Os EUA de hoje são "um país com duas nações" e reuni-los é o primeiro desafio de Biden - Mas a América também deve decidir se recua para o isolacionismo ou retoma o diálogo com a Europa e o mundo

Biden: consertar a América, mas também com o mundo

O peso recai inteiramente sobre os ombros de um senhor idoso, com mais de oitenta anos, chefe de uma equipe cuja tarefa é demonstrar, primeiro em casa e logo depois no mundo, que os Estados Unidos estão sempre uma cidade sobre uma colina, uma cidade – brilhante – na colina. Não é a primeira vez em quase 250 anos de história nacional que lideranças políticas são chamadas para essa difícil tarefa, como o novo presidente José R. Biden ele lembrou em seu discurso inaugural em 20 de janeiro. E não é a primeira vez que o país apresenta divisões profundas, sempre pouco estudadas e subestimadas numa Europa que, amando-as ou detestando-as, não obstante vê os Estados Unidos há pelo menos um século como algo único, gigantesco, misterioso antes, poderoso então, indecifrável hoje, talvez acabado amanhã.

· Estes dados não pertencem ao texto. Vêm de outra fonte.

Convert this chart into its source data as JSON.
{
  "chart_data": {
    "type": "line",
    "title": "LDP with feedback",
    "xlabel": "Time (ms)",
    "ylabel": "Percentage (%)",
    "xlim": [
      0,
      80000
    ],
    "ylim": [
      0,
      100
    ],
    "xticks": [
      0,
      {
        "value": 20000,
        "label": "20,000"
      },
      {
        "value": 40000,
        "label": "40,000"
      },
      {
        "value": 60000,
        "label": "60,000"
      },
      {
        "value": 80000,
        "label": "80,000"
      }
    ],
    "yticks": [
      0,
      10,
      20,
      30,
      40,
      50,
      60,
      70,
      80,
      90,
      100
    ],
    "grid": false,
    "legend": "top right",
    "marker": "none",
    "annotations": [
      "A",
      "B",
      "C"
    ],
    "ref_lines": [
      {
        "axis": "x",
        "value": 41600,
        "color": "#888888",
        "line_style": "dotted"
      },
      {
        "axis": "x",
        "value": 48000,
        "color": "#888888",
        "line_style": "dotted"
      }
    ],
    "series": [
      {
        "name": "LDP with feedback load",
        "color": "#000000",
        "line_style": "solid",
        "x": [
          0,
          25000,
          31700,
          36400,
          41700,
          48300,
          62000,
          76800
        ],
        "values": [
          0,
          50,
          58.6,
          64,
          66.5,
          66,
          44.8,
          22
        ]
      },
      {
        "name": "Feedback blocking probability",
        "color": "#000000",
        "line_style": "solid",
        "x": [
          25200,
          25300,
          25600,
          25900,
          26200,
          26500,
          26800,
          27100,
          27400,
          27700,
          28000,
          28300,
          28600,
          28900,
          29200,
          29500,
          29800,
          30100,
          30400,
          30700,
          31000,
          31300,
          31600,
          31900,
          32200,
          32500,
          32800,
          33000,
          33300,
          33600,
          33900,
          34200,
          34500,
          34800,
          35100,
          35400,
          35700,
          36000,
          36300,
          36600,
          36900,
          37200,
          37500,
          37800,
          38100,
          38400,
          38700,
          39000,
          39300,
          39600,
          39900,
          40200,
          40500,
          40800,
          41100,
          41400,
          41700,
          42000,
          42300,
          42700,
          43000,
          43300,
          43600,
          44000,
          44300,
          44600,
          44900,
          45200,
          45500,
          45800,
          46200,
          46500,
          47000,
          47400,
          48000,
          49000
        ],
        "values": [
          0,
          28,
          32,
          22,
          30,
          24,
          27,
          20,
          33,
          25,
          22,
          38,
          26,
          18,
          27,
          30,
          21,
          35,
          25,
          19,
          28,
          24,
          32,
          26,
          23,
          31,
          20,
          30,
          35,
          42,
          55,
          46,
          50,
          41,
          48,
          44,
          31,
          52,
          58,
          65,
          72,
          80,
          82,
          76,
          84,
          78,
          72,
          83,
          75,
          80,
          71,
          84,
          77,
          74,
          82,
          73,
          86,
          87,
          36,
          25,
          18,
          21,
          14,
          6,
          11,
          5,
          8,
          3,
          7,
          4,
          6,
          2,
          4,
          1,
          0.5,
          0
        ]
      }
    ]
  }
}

AS RACHADURAS NA HISTÓRIA DOS EUA

Nossa memória tende a lembrar essencialmente, em termos de divisões na sociedade americana, o cerne do racismo e a revolta contra a guerra do Vietnã. Há muito mais. A América se dividiu cedo, bem mais de 200 anos atrás, sobre como ordenar a República, federal ou confederada; travou uma sangrenta guerra civil por causa desta, meio século depois; dividiu-se entre ricos e pobres, grandes cidades e subúrbios agrícolas no início de 900, e estava tão dividido que o Federal Reserve, uma ideia detestada pelos subúrbios, mas fundamental para criar o poder monetário do dólar, foi criado o maior tempo possível em segredo, em 1913; ele se dividiu duramente com o papel internacional negado pelo Congresso em 1919 ao presidente Wilson, que quase enlouqueceu; destruiu sua diplomacia nos anos 20 e além, com cortes terríveis no orçamento externo impostos pelo Congresso, em nome do isolacionismo, enquanto seus banqueiros se tornavam, entretanto, o cofre do mundo, uma flagrante e nefasta inconsistência; dividiu-se fortemente no New Deal rooseveltiano; e finalmente liderou uma longa batalha interna, de 1947 a 52, concluída apenas com a ascensão do general Dwight Eisenhower à presidência, para conseguir que os novos compromissos diplomáticos e militares fossem aprovados em 47, com 13 dos 96 senadores que votaram contra a Aliança Atlântica em julho de 49. Em comparação, uma petição de apoio à Aliança e à OTAN em julho de 2018, enquanto Trump estava a caminho de uma cúpula dos Aliados em Bruxelas depois de atacar repetidamente a Aliança e sua utilidade para os Estados Unidos, é resolvida com apenas dois votos contra. Mas as pesquisas de opinião indicaram uma indiferença em relação a uma Europa muito mais ampla.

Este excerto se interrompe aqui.